Quelques jours dans une petite ville minière du fin fond de la Chine. Sur la carte, le Heilongjiang (ou  « La Rivière du Dragon Noir » en V.F.) est la province la plus septentrionale du pays. Nous ne sommes pas loin de Khabarovsk. A peine quelques centaines de kilomètres. Bref, c’est dans cette Chine paumée, refoulée, abandonnée à une sombre destinée minière, que nous atterrissons ce 7 mars en plein soleil. Un soleil glacial, une bise sibérienne, et trois caractères dorés posés sur le toit de l’aéroport : Jia Mu Si (Chiamussu sur la mini mappemonde de mon agenda français…) Ok.
Nous voilà dans le fameux Dongbei (Nord-Est). Il fait -8°C et beaucoup de vent. Zheng Yunhan nous y attend, il porte un long manteau vert de l’armée. J’avais rencontré Yunhan, « artiste émergent » comme on dit, en octobre dernier grâce à un jeune curator prometteur. Par chance, c’est aussi un bon copain de Zhimin, ce qui facilite aujourd’hui le tournage.
Six heures de van nous séparent de Jixi, ville natale de notre personnage. Six heures de cigarettes, de siestes, de bavardages, à travers la steppe semi enneigée… nous sommes déjà en mars. En s’approchant de Jixi, la terre devient plus charbonneuse. Un paysage d’usines enfumées et de voies ferrées se dessine.
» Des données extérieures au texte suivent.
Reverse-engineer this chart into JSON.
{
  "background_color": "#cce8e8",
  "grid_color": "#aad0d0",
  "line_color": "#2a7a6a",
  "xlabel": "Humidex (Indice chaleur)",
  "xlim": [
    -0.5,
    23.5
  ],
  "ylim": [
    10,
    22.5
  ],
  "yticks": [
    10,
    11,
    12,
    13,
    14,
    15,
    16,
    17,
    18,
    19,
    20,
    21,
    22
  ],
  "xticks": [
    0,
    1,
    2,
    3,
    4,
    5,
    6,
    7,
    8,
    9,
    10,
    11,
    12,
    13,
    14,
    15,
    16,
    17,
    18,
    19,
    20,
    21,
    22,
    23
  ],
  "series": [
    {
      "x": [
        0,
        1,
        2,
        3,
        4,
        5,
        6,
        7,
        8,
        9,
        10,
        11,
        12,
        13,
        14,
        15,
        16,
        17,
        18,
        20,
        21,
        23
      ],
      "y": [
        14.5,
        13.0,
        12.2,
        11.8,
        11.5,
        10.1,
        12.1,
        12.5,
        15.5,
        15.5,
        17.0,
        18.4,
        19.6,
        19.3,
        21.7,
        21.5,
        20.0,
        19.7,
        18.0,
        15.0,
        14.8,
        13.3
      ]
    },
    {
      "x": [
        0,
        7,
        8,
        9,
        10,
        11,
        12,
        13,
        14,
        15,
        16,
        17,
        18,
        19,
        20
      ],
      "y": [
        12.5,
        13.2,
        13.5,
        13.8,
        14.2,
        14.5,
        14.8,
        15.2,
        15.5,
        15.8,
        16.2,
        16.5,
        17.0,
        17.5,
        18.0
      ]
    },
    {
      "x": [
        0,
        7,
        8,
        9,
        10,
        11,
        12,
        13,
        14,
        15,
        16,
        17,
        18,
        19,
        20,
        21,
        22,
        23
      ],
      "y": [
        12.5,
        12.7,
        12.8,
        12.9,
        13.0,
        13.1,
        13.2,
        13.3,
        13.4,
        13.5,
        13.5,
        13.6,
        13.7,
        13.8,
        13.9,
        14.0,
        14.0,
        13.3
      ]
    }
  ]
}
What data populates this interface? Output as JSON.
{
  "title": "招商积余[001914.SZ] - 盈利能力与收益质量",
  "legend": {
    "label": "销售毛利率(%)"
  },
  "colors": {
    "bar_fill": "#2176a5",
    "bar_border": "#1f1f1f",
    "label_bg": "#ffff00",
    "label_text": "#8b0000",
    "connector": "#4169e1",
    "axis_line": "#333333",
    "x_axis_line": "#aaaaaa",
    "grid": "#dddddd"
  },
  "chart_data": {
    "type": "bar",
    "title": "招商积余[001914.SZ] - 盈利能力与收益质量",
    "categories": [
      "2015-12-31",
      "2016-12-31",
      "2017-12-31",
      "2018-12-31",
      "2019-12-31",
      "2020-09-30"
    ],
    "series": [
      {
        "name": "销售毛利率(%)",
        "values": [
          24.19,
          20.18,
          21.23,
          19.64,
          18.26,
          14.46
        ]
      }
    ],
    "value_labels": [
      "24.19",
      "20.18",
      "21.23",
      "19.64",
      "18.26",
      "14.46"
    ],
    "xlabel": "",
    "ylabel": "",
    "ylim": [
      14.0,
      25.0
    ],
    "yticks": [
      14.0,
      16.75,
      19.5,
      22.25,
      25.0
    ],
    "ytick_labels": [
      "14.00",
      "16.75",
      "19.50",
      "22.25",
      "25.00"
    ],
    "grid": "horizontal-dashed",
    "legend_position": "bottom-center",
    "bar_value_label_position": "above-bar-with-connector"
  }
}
La ville est surnommée feicheng, « cité de l’arnaque ». Architecture soviétique, bâtisses en brique rouge, statues des dirigeants communistes, encore debout et terriblement exotiques aux yeux de l’équipe pékinoise !
B34-sml.jpgYunhanYunhan nous fait visiter le terrain de jeux de son enfance : la mine, les bâtiments des mineurs, les montagnes de rebuts pierreux sortis de 600 mètres sous terre. C’est évidemment dantesque, et du pain béni pour la caméra. Une fois devenu adulte, son terrain de jeux s’est transformé en terrain de travaux artistiques et donc décor de ses vidéos et de ses photos. Les responsables de la mine nous accueillent très gentiment, on nous propose même de descendre dans la mine. En guise d’épreuve du feu, je choisis celle du déjeuner où l’on me somme de goûter à un plat de larves de vers à soie rôties. Cool.